En plus, ce sera ça de moins à numériser à partir de mes VHS plus tard, et sans le logo d'AB1, en prime !

On est donc partis pour un nouveau post La preuve par trois, et je parie qu'il y a moins de monde qui connaît Ned & Stacey que Will & Grace, pas vrai ?

NedStacey___1
D'ordinaire, quand deux personnages se rencontrent, et font des étincelles, on est plutôt dans la logique du coup de foudre à la Dharma & Greg. Bon. Bah là, pas trop. Ce serait plutôt les foudres de guerre ! Dans le cas de Dharma et Greg, les différences sont tout de suite présentées comme étant ce qui attire les personnages l'un vers l'autre, mais pour Ned et Stacey, c'est absolument le contraire. C'est tellement violent qu'on voit mal comment ces deux-là vont tenir tout l'épisode sans s'étriper...

NedStacey___2
Même si on devine rapidement que l'objectif de la série sera de rapprocher deux personnages que tout oppose (un classique), on reste quand même bluffé par le cynisme qui domine cet épisode, et notamment ses dialogues. Mais aussi, d'une façon plus générale, la situation qui est en train de naître sous nos yeux, celle d'une cohabitation complètement intéressée, égoïste, et fondée sur des préoccupations tellement terre-à-terre, qu'on a du mal à se rappeler que Ned & Stacey est pensé comme une comédie romantique ! Ce mariage blanc, mariage d'intérêt, appelez-le comme vous voulez, est en fais profondément glauque !

NedStacey___3
Un petit air de déjà vu ? Eh oui, Debra Messing est encore en robe de mariée ! Bon, j'ai bien conscience que, chronologiquement, c'est l'inverse, mais bon... tiens, il faudrait que je revoie le pilote de Prey pour vérifier un truc...
C'est un coup classique : les deux personnages qui n'ont rien à faire ensemble mais qui finalement... Cela dit, on parvient à être surpris par cet échange, puisqu'en fait, ici, c'est Stacey l'idéaliste qui a contracté ce mariage avec le plus de cynisme... Ned ayant en effet une pointe de sentiments pour elle ! Double surprise, à vrai dire, puisqu'on aurait mal imaginé qu'il ait des sentiments tout court, pour commencer. Voilà qui donne lieu à un échange acerbe, mais d'un autre côté, il faut reconnaitre que la série a des dialogues très vifs de toutes façons, c'est d'ailleurs son atout majeur, avec Thomas Haden-Church.

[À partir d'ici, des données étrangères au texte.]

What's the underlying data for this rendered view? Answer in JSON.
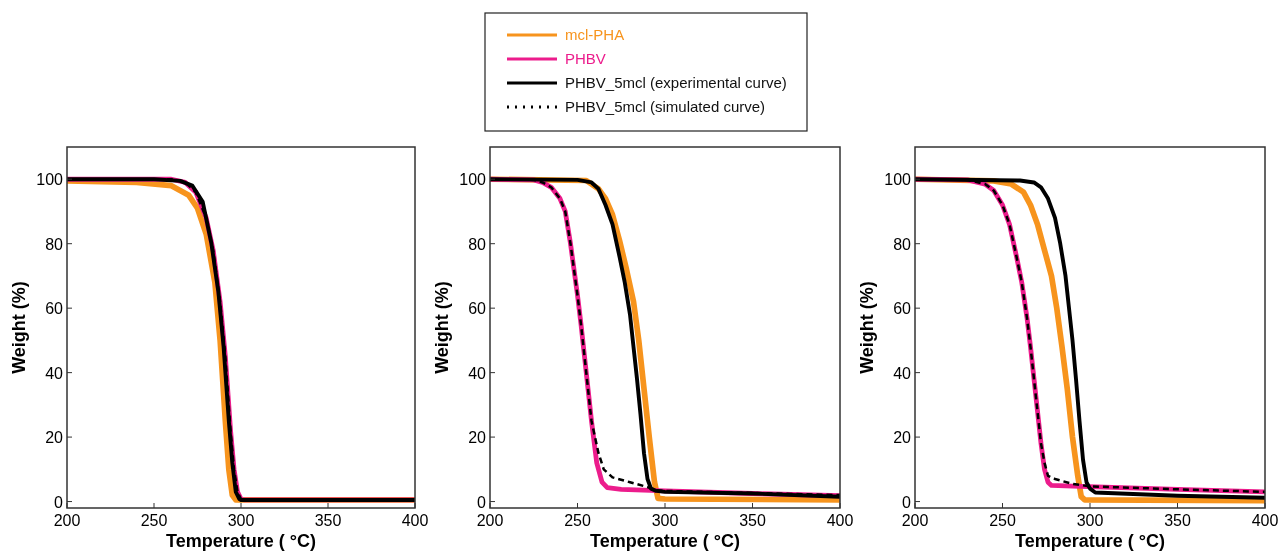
{
  "chart_data": [
    {
      "type": "line",
      "xlabel": "Temperature ( °C)",
      "ylabel": "Weight (%)",
      "xlim": [
        200,
        400
      ],
      "ylim": [
        -2,
        110
      ],
      "xticks": [
        200,
        250,
        300,
        350,
        400
      ],
      "yticks": [
        0,
        20,
        40,
        60,
        80,
        100
      ],
      "grid": false,
      "legend": false,
      "marker": "none",
      "series": [
        {
          "color": "#f7941d",
          "line_style": "solid",
          "x": [
            200,
            240,
            260,
            270,
            275,
            280,
            285,
            288,
            291,
            293,
            295,
            297,
            300,
            400
          ],
          "values": [
            99.5,
            99,
            98,
            95,
            91,
            83,
            68,
            50,
            25,
            10,
            2,
            0.5,
            0.5,
            0.5
          ]
        },
        {
          "color": "#ec1c8c",
          "line_style": "solid",
          "x": [
            200,
            260,
            268,
            274,
            280,
            284,
            288,
            291,
            294,
            296,
            298,
            300,
            302,
            400
          ],
          "values": [
            100,
            100,
            99,
            96,
            88,
            78,
            62,
            45,
            22,
            10,
            3,
            0.8,
            0.5,
            0.5
          ]
        },
        {
          "color": "#000000",
          "line_style": "solid",
          "x": [
            200,
            250,
            265,
            272,
            278,
            283,
            287,
            290,
            293,
            295,
            297,
            299,
            300,
            400
          ],
          "values": [
            100,
            100,
            99.5,
            98,
            93,
            80,
            65,
            48,
            25,
            12,
            3,
            0.8,
            0.5,
            0.5
          ]
        },
        {
          "color": "#000000",
          "line_style": "dashed",
          "x": [
            200,
            260,
            268,
            274,
            280,
            284,
            288,
            291,
            294,
            296,
            298,
            300,
            302,
            400
          ],
          "values": [
            100,
            100,
            99,
            96,
            88,
            78,
            62,
            45,
            22,
            10,
            3,
            0.8,
            0.5,
            0.5
          ]
        }
      ]
    },
    {
      "type": "line",
      "xlabel": "Temperature ( °C)",
      "ylabel": "Weight (%)",
      "xlim": [
        200,
        400
      ],
      "ylim": [
        -2,
        110
      ],
      "xticks": [
        200,
        250,
        300,
        350,
        400
      ],
      "yticks": [
        0,
        20,
        40,
        60,
        80,
        100
      ],
      "grid": false,
      "legend": "top",
      "marker": "none",
      "series": [
        {
          "name": "mcl-PHA",
          "color": "#f7941d",
          "line_style": "solid",
          "x": [
            200,
            255,
            262,
            266,
            270,
            274,
            278,
            282,
            285,
            288,
            291,
            294,
            296,
            300,
            400
          ],
          "values": [
            100,
            99.6,
            97,
            94,
            89,
            81,
            72,
            62,
            50,
            35,
            20,
            6,
            1,
            0.8,
            0.5
          ]
        },
        {
          "name": "PHBV",
          "color": "#ec1c8c",
          "line_style": "solid",
          "x": [
            200,
            225,
            230,
            235,
            240,
            243,
            246,
            248,
            250,
            252,
            254,
            256,
            258,
            261,
            264,
            267,
            275,
            300,
            350,
            400
          ],
          "values": [
            100,
            99.8,
            99,
            97.5,
            94,
            90,
            80,
            72,
            64,
            55,
            45,
            35,
            25,
            12,
            6,
            4.3,
            3.8,
            3.3,
            2.5,
            1.8
          ]
        },
        {
          "name": "PHBV_5mcl (experimental curve)",
          "color": "#000000",
          "line_style": "solid",
          "x": [
            200,
            250,
            258,
            262,
            266,
            270,
            274,
            277,
            280,
            282,
            284,
            286,
            288,
            290,
            292,
            295,
            300,
            350,
            400
          ],
          "values": [
            100,
            99.8,
            99,
            97,
            92,
            86,
            76,
            68,
            58,
            48,
            38,
            27,
            15,
            7,
            4,
            3.3,
            3,
            2.5,
            1.5
          ]
        },
        {
          "name": "PHBV_5mcl (simulated curve)",
          "color": "#000000",
          "line_style": "dashed",
          "x": [
            200,
            225,
            230,
            235,
            240,
            243,
            246,
            248,
            250,
            252,
            254,
            256,
            258,
            262,
            265,
            270,
            280,
            290,
            295,
            300,
            400
          ],
          "values": [
            100,
            99.8,
            99,
            97.5,
            94,
            90,
            80,
            72,
            64,
            55,
            45,
            35,
            25,
            15,
            10,
            7.5,
            6,
            4.5,
            3.5,
            3.3,
            2
          ]
        }
      ]
    },
    {
      "type": "line",
      "xlabel": "Temperature ( °C)",
      "ylabel": "Weight (%)",
      "xlim": [
        200,
        400
      ],
      "ylim": [
        -2,
        110
      ],
      "xticks": [
        200,
        250,
        300,
        350,
        400
      ],
      "yticks": [
        0,
        20,
        40,
        60,
        80,
        100
      ],
      "grid": false,
      "legend": false,
      "marker": "none",
      "series": [
        {
          "color": "#f7941d",
          "line_style": "solid",
          "x": [
            200,
            245,
            255,
            262,
            266,
            270,
            274,
            278,
            281,
            284,
            287,
            290,
            293,
            295,
            297,
            400
          ],
          "values": [
            100,
            99.5,
            98.5,
            96,
            92,
            86,
            78,
            70,
            60,
            48,
            35,
            20,
            8,
            1.5,
            0.5,
            0.3
          ]
        },
        {
          "color": "#ec1c8c",
          "line_style": "solid",
          "x": [
            200,
            230,
            240,
            245,
            250,
            254,
            258,
            261,
            264,
            266,
            268,
            270,
            272,
            274,
            276,
            278,
            290,
            350,
            400
          ],
          "values": [
            100,
            99.8,
            98.5,
            96.5,
            92,
            86,
            76,
            68,
            57,
            48,
            38,
            28,
            18,
            10,
            6,
            5,
            4.8,
            3.8,
            3
          ]
        },
        {
          "color": "#000000",
          "line_style": "solid",
          "x": [
            200,
            260,
            268,
            272,
            276,
            280,
            283,
            286,
            288,
            290,
            292,
            294,
            296,
            298,
            300,
            303,
            350,
            400
          ],
          "values": [
            100,
            99.6,
            99,
            97.5,
            94,
            88,
            80,
            70,
            60,
            50,
            38,
            25,
            13,
            6,
            4,
            2.8,
            1.8,
            1.2
          ]
        },
        {
          "color": "#000000",
          "line_style": "dashed",
          "x": [
            200,
            230,
            240,
            245,
            250,
            254,
            258,
            261,
            264,
            266,
            268,
            270,
            272,
            274,
            276,
            280,
            290,
            300,
            350,
            400
          ],
          "values": [
            100,
            99.8,
            98.5,
            96.5,
            92,
            86,
            76,
            68,
            57,
            48,
            38,
            28,
            18,
            12,
            8,
            7,
            5.5,
            4.7,
            3.8,
            3
          ]
        }
      ]
    }
  ]
}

Il y aurait très certainement un peu plus à dire de ce pilote, à commencer par la présence de Greg German, fishiste avant la lettre, mais bon, les règles sont les règles, trois captures, et pas une de plus !

Voilà, je suis sûre que ça vous fait du bien que je ne parle pas toujours d'un seul et même Ned, pas vrai ?

Et pour ceux qui manquent cruellement de culture : la fiche Ned & Stacey de SeriesLive.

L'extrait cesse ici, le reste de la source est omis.